By for loops, I mean any construct which makes it easier to loop a fixed number of times, or over a datastructure.

They are a solution to a problem, make no mistake.  The problem they solve is that processing a datastructure with a "simple" while loop exhibits a pattern (which is a bad thing) in the loop counter or iterator, stepping it to the next value, and its comparison with the sentinel value.  But one should not be trying to process a datastructure with a loop in the first place for several resons.

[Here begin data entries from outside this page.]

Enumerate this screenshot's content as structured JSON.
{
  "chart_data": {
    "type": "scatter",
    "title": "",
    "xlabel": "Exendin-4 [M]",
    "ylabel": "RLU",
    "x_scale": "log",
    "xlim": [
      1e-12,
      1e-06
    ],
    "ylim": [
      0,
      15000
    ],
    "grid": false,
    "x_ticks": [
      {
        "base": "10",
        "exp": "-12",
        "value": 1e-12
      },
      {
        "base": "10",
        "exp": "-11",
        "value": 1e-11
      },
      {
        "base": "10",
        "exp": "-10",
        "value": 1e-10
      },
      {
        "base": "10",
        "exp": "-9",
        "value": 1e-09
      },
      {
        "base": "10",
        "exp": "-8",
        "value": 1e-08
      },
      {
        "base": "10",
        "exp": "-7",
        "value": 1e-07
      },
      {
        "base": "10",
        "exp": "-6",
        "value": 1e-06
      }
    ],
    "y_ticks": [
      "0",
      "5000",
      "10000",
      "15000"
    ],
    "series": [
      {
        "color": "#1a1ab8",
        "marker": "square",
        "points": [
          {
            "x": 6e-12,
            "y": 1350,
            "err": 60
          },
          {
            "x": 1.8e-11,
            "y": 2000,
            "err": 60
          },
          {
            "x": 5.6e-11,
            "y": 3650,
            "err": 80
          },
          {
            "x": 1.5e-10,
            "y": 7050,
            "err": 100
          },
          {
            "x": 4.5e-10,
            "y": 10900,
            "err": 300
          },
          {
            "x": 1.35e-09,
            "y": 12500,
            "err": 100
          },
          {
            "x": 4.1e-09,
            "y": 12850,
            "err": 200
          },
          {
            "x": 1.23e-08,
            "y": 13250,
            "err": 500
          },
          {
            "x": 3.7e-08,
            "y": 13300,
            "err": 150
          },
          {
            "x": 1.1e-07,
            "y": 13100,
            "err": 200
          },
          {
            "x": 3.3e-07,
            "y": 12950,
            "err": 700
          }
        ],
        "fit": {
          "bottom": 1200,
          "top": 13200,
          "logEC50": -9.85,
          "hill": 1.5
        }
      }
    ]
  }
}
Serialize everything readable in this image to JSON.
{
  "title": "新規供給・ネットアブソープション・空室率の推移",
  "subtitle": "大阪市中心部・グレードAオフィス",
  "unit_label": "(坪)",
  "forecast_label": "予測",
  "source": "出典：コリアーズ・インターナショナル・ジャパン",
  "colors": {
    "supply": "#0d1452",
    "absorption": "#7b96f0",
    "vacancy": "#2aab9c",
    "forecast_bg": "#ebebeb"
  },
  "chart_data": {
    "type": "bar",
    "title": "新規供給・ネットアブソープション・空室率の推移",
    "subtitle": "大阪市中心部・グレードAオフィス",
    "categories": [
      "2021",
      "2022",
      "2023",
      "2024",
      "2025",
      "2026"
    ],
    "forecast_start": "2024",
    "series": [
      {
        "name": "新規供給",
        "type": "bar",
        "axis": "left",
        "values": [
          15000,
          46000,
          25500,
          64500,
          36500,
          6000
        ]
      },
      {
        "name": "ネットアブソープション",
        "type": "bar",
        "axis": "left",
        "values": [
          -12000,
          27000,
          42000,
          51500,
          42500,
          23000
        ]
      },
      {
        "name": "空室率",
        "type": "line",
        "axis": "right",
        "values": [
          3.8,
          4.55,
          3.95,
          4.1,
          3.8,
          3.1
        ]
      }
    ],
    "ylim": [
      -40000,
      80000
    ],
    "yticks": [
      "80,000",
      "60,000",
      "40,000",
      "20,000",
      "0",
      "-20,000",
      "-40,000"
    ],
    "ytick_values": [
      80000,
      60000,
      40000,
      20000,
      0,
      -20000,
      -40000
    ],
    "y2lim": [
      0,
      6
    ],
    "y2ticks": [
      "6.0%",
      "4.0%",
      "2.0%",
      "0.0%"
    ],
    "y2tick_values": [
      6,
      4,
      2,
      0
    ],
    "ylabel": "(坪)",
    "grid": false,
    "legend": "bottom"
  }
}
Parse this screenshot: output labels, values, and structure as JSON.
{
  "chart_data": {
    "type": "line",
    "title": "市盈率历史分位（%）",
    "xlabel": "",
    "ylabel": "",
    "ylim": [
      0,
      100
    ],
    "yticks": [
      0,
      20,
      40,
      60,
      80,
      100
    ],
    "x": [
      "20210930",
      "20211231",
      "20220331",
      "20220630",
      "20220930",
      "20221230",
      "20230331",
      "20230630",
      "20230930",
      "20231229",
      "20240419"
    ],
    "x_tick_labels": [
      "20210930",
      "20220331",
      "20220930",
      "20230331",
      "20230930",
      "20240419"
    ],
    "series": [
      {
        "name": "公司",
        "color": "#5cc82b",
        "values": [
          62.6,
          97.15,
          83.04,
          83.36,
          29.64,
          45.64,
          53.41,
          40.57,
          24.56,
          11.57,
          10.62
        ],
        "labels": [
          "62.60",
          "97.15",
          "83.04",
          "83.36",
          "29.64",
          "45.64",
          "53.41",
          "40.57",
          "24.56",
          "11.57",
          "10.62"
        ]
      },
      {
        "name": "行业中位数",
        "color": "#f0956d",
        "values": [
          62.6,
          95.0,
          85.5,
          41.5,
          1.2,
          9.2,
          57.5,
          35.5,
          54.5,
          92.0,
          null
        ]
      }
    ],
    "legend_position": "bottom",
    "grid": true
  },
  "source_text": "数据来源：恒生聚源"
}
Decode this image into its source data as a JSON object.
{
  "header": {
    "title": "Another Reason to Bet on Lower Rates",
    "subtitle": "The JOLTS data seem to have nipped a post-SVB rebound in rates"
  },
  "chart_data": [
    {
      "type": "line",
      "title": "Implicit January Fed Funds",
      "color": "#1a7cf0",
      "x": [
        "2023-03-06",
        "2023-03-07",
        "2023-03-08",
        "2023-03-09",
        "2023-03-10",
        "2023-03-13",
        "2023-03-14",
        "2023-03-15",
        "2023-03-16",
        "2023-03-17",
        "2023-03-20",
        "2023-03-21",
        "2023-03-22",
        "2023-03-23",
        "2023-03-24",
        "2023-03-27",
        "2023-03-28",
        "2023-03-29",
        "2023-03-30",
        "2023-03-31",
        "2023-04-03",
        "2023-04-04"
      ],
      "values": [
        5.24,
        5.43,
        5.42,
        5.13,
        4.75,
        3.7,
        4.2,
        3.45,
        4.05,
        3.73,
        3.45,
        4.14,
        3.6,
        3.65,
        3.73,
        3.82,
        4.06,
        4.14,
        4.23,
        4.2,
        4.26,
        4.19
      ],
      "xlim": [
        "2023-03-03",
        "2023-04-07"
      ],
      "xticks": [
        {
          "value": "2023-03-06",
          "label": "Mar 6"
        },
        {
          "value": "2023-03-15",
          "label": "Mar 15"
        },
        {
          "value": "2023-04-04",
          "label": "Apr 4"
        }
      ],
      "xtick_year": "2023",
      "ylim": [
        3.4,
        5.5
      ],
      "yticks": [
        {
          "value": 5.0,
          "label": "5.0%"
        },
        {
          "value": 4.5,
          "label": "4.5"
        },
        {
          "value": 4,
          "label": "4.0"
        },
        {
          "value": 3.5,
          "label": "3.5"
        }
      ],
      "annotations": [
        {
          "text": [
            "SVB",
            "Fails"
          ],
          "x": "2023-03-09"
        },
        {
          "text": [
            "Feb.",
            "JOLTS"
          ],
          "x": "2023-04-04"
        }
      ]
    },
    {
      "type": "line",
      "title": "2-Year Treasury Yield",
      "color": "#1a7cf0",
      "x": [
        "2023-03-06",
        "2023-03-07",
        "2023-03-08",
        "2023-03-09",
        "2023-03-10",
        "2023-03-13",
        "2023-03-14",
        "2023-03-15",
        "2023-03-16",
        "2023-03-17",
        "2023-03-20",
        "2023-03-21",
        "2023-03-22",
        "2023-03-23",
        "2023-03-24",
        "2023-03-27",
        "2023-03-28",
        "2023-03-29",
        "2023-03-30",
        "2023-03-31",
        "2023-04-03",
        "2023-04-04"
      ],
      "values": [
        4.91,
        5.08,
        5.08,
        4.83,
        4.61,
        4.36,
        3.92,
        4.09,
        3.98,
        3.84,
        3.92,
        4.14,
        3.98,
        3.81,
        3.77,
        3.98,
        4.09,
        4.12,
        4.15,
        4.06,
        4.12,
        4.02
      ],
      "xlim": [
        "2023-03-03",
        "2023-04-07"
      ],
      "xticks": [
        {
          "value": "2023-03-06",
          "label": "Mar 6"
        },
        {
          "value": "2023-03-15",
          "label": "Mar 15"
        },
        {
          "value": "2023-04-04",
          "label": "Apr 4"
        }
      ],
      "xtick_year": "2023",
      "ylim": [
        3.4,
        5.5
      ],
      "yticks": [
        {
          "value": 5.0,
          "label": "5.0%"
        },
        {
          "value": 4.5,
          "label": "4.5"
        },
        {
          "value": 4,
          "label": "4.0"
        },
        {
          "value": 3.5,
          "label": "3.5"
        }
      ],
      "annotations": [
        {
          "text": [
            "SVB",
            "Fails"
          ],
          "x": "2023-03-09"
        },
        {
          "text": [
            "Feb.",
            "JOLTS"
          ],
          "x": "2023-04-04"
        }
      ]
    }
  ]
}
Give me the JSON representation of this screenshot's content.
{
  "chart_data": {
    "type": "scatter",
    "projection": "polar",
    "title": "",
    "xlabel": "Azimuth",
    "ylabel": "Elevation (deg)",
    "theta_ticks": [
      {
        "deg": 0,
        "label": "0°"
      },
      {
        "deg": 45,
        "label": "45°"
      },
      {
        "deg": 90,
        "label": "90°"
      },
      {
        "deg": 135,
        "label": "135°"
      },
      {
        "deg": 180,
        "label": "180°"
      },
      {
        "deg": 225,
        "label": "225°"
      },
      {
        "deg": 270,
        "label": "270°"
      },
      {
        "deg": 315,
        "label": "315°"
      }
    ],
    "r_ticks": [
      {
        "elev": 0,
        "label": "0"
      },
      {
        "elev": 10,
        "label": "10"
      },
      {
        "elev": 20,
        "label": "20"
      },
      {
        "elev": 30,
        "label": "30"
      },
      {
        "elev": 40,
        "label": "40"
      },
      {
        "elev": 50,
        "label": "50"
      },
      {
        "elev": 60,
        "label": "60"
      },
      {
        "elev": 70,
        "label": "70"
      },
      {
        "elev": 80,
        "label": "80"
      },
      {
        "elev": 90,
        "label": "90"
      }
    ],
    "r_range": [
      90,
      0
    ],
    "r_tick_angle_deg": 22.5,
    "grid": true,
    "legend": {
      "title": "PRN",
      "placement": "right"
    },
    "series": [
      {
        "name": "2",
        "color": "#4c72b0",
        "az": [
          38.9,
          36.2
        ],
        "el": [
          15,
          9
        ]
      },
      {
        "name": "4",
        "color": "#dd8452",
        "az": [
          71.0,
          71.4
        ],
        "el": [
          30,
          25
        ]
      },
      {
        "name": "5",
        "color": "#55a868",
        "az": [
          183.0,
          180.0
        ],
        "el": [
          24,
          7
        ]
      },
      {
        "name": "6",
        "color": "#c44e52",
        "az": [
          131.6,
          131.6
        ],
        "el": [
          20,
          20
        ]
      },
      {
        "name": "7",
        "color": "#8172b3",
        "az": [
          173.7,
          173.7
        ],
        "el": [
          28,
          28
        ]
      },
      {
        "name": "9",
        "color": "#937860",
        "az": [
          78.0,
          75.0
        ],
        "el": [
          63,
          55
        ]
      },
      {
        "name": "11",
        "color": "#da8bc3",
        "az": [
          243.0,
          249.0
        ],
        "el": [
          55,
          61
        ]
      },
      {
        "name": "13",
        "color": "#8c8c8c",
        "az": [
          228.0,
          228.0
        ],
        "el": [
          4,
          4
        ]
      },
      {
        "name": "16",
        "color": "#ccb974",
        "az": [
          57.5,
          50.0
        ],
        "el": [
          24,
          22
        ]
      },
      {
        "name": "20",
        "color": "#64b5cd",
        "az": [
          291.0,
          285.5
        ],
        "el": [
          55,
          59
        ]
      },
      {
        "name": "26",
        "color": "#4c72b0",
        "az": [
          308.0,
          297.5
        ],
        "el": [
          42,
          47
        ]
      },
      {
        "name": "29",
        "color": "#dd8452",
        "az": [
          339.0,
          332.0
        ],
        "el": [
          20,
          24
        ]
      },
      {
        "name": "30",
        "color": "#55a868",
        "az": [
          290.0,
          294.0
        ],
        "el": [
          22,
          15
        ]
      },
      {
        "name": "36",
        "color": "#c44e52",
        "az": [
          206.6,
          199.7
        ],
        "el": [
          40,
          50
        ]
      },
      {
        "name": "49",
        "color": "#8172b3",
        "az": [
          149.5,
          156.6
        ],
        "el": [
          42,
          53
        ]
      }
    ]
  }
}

One is that normally one wants to map, filter or fold the data.  These operations have a significant general structure (hence the term, duh) which need not be a loop, because the specific part is functionally pure, i.e. does not have side effects.  Let us look at a similar example, which already works this way: sorting.

First, if there were no built-in quicksort implementation, many programmers would write an O(N2) sort, because those are easier to implement.  Some might even write bubblesorts when in a hurry.  Not only would these be inefficient, but in the code repeated over and over, some bugs would happen.  Now, if there is one implementation of sort, and programmers supply the comparison function, there are numerous advantages:

The above is merely the conventional wisdom.  However, there is another factor of increasing importance: parallelism.  Writing bug-free parallel code is hard, even harder than writing an advanced sorting algorithm.  But since hardware is increasingly parallel (and possibly heterogenous), there is a growing pressure on software to use it.

And this is where having one higher-order function becomes even more important.  This central implementation can be written to take advantage of the hardware to its fullest, and any code to use it will be both faster and shorter.  Furthermore, a "free lunch" episode can happen again.  The original was when harware regularly got faster.  One only had to recompile a program (or not even that), and it ran significantly faster on newer hardware.  Now, newer CPUs regularly have more and more cores.  If sort, map and fold have a parallel implementation, a recompilation will make software run faster on newer, more parallel hardware, without needing a rewrite.